Un Guante, Bjørnstjerne Biørnson

[En Hanske]. Drama (1883) de Bjørnstjerne Biørnson (1832-1910). Svava, una muchacha que se ocupa de pue­ricultura, por aquel entonces una novedad, se ha prometido con Alf, por parecerle que comparte sus ideas encaminadas al bienes­tar social y, especialmente, que es un «pu­ro». En efecto, para ella el mundo mascu­lino se divide en dos partes muy distintas, la humana de los «puros» y la bestial de los «impuros», y no está dispuesta a tran­sigir sobre la condición de que su futuro es­poso no sea tan casto como ella. De manera que, cuando se entera que Alf tuvo una relación con una señora, ahora muerta, el amor de Svava se transforma en repugnan­cia. En vano Alf le habla de su cariño y le promete fidelidad eterna; para Svava, él ha pasado sin remedio a la repugnante categoría de los impuros. Y cuando intenta, con sutiles razones, justificarse que la mu­jer debe a su marido el pasado y el futuro, mientras que el hombre ha de ser fiel a su mujer solamente desde el momento en que se casan, Svava, con el guante, le da un bofetón. A la desilusión del amor se añade, no menos grave, la de los afectos familia­res; Svava, en efecto, llega a saber que también su padre, el elegante, gentil y amable señor Riis, son impuros porque han cometido un adulterio. Svava, de esta manera, se siente de repente una extraña en su propia casa; no puede permanecer en ella. Sin embargo, al final, parece mitigar su rígida intransigencia. Su novio se separa de ella declarándole que va a vivir a la manera que juntos habían proyectado vivir, y le ruega que le dé un adiós, que le tien­da una mano. Svava le tiende las dos. « ¿Le prometiste algo?», le pregunta su madre. «Sí, me parece», contesta Svava.
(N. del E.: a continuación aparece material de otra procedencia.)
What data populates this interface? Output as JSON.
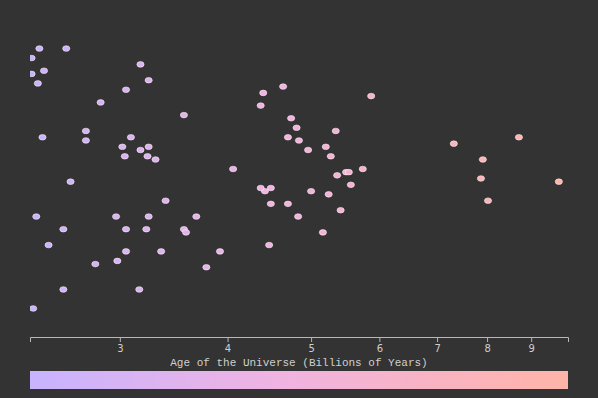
{
  "chart_data": {
    "type": "scatter",
    "x_label": "Age of the Universe (Billions of Years)",
    "log": "x",
    "tick_labels": "x",
    "grid": false,
    "marker": "ellipse",
    "x": [
      2.42,
      2.6,
      2.37,
      2.41,
      2.44,
      2.4,
      2.48,
      2.58,
      2.63,
      2.38,
      2.58,
      2.85,
      3.05,
      3.17,
      3.24,
      2.74,
      2.74,
      3.02,
      3.09,
      3.04,
      3.17,
      3.24,
      3.23,
      3.3,
      3.24,
      3.39,
      3.56,
      3.58,
      3.68,
      3.56,
      3.22,
      3.05,
      2.98,
      3.05,
      2.81,
      3.16,
      3.35,
      3.78,
      3.92,
      4.06,
      4.4,
      4.37,
      4.64,
      4.74,
      4.81,
      4.7,
      4.84,
      4.42,
      4.49,
      4.96,
      4.37,
      4.49,
      4.7,
      4.83,
      4.47,
      5.0,
      5.2,
      5.27,
      5.34,
      5.36,
      5.49,
      5.56,
      5.53,
      5.74,
      5.24,
      5.41,
      5.16,
      5.87,
      7.32,
      8.71,
      7.91,
      7.87,
      8.02,
      9.69,
      2.97,
      2.37,
      2.45
    ],
    "values": [
      0.91,
      0.91,
      0.83,
      0.8,
      0.63,
      0.38,
      0.29,
      0.34,
      0.49,
      0.09,
      0.15,
      0.74,
      0.78,
      0.86,
      0.81,
      0.65,
      0.62,
      0.6,
      0.63,
      0.57,
      0.59,
      0.6,
      0.57,
      0.56,
      0.38,
      0.43,
      0.34,
      0.33,
      0.38,
      0.7,
      0.34,
      0.34,
      0.24,
      0.27,
      0.23,
      0.15,
      0.27,
      0.22,
      0.27,
      0.53,
      0.77,
      0.73,
      0.79,
      0.69,
      0.66,
      0.63,
      0.62,
      0.46,
      0.47,
      0.59,
      0.47,
      0.42,
      0.42,
      0.38,
      0.29,
      0.46,
      0.6,
      0.57,
      0.65,
      0.51,
      0.52,
      0.48,
      0.52,
      0.53,
      0.45,
      0.4,
      0.33,
      0.76,
      0.61,
      0.63,
      0.56,
      0.5,
      0.43,
      0.49,
      0.38,
      0.88,
      0.84
    ],
    "xlim": [
      2.36,
      9.93
    ],
    "xticks": [
      3,
      4,
      5,
      6,
      7,
      8,
      9
    ],
    "ylim": [
      0,
      1
    ]
  }
}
Exaspe­rado por la manera con que fue acogido su drama por algunos (entre otros, A. Garborg le ridiculizó en su cuento «Ungdom»), Biørnson lo modificó, cambiando el final: Svava no podía hacer ninguna concesión, el rompimiento era inevitable. Un guante es, como se ve, un drama de tesis; en él Bi0rnson quiso dar forma literaria a la máxima virtuosa de la castidad prematrimonial también para el hombre («la moral del guante», como alguien la llamó gracio­samente), que él mismo, en aquellos años, iba sosteniendo en numerosas conferencias. Pertenece, por lo tanto, a la historia de la moral y de la casuística, más bien que a la de las letras; y los papeles más lo­grados son, por consiguiente, los secundarios y los de ambiente, en los que, desde luego, se pone de manifiesto la habilidad del es­critor de teatro.